I know its not Snapper season yet. I hooked into a 21in Red Snapper in the Bay


----------



## JoshH (Sep 28, 2007)

Watch your hand!!! they aren't called snapper for no reason oke


----------



## Private Pilot (Oct 3, 2007)

Not bad:clap


----------



## true-king (Oct 2, 2007)

HMMM, since snapper are extinct and aren't even on the wrecks, I'm calling BS...oke


----------



## flyingfishr (Oct 3, 2007)

I've got a new train of thought on these "snapper" as they are being called. If they are in fact extinct could it be assumed that an introduction of them into these waters could be viewed as an introduction of an invasive species? If this could be assumed, it is my understanding that invasive species have no season or daily bag limit, ultimately making them fair game. Just a mindless thought I suppose.


----------



## [email protected] (Oct 4, 2007)

that was my hand on that snapper, no worries i have lots of pain meds in me.:letsdrink i think they should do there snapper study in the bay.


----------



## lobsterman (Sep 30, 2007)

to the forum and congratulations on the ever endangered Red Snapper


----------



## konz (Oct 1, 2007)

Nice job Charles. Awesome snapper for the bay


----------



## Wharf Rat (Sep 27, 2007)

I think these rare Red Snapper have evolved into a whole new species which is highly populas in these here waters...it must be the Orangeish Snapper. Guess that means they fall under the regs for snapper-other: 12" and 10 a day!


----------



## parrothead (Oct 1, 2007)

Nice snapper !!!!!!!!!!!! Welcome aboard :letsdrink

:letsdrinkScott


----------



## fishmasterseven (Oct 6, 2007)

not a bad way to go for a first post.....great job!!!


----------



## CAPT. PAUL REDMAN (Oct 3, 2007)

> *HeloGuy (2/26/2008)*I know its not Snapper season yet.

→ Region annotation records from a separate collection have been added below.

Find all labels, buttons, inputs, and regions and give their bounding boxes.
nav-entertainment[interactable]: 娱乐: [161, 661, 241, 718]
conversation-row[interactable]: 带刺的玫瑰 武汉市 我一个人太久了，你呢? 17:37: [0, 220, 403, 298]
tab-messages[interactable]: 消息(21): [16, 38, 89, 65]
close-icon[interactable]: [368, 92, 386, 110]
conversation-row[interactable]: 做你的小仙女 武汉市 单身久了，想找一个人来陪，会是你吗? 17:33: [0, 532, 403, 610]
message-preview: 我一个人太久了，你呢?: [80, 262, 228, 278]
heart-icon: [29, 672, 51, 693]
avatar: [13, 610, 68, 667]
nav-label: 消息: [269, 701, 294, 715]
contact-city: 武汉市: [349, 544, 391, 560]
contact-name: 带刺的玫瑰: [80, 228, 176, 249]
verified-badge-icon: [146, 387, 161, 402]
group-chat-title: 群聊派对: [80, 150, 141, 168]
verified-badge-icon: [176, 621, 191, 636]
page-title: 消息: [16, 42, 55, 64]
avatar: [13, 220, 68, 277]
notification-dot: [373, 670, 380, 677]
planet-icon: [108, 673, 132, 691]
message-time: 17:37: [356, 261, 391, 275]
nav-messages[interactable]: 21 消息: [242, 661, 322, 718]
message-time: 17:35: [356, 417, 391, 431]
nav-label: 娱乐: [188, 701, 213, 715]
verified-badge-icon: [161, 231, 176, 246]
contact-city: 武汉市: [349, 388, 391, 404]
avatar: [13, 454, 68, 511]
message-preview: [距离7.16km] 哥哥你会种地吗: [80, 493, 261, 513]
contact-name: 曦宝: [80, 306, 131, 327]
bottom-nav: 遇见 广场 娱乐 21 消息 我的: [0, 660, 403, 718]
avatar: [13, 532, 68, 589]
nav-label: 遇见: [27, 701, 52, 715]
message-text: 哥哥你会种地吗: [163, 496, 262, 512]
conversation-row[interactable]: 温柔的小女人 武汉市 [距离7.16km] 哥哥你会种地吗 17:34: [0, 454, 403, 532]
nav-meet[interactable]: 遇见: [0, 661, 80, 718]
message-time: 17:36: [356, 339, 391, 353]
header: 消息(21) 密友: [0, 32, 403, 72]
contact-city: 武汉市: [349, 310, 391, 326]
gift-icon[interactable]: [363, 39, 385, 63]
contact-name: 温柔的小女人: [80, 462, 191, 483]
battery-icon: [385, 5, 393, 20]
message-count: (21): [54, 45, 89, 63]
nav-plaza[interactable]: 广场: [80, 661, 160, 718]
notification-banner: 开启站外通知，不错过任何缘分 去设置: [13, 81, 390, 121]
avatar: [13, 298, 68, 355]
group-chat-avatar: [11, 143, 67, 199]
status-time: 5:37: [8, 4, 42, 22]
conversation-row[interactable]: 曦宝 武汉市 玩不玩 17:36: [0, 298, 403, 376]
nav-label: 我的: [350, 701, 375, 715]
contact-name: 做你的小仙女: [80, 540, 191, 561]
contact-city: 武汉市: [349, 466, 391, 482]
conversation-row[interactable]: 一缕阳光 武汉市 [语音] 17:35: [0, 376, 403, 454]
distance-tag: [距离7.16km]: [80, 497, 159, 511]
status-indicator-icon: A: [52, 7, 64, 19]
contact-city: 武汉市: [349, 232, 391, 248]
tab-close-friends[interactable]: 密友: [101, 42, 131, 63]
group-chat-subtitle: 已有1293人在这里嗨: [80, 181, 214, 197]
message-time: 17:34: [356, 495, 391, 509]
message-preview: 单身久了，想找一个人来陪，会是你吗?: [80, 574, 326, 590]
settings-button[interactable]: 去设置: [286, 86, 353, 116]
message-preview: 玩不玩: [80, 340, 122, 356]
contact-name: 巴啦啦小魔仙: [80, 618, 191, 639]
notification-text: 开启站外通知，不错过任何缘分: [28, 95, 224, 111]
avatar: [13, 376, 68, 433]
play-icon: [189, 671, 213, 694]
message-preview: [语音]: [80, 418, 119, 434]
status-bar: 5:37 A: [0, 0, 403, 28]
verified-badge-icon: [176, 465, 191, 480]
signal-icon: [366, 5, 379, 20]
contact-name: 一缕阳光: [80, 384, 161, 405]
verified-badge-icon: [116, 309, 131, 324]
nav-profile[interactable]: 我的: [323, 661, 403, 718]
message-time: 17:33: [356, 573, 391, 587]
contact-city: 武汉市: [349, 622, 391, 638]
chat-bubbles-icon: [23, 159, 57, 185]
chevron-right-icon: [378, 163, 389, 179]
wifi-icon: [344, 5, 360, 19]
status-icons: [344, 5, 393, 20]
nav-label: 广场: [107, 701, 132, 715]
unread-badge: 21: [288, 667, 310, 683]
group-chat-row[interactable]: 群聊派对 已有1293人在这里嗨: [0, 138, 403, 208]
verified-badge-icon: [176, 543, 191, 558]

I hooked into a 21in Red Snapper in the Bay


Is there anyway I can use the picture and get a detailed statement about,where, when,depth etc. etc.

Also if any of you have rare Red Snapper encounters in unuasual places and can take a picture with something in the background to verify your approximate location we could really use them, not that catching snapper in the bay is unusual but there is not alot of physical evidence other than hear say.I think it will really help.

Thanks


----------



## dan ros (Nov 6, 2007)

nice fish...

i like the orange snapper approach!



as far as experimentation goes...i think it would be productive to experiment with various reactions between the specimen and say...butter! add heat, a little salt, pepper and lemon juice to this experiment...mmmm mm. the quest for knowledge rarely tastes this good!

you'll have to get past your conscience though....those ARE endangered you know! lol.


----------



## todd in the bay (Oct 3, 2007)

Did someone say "RARE" red snapper? Little 'uns are all over 3 mile bridge...


----------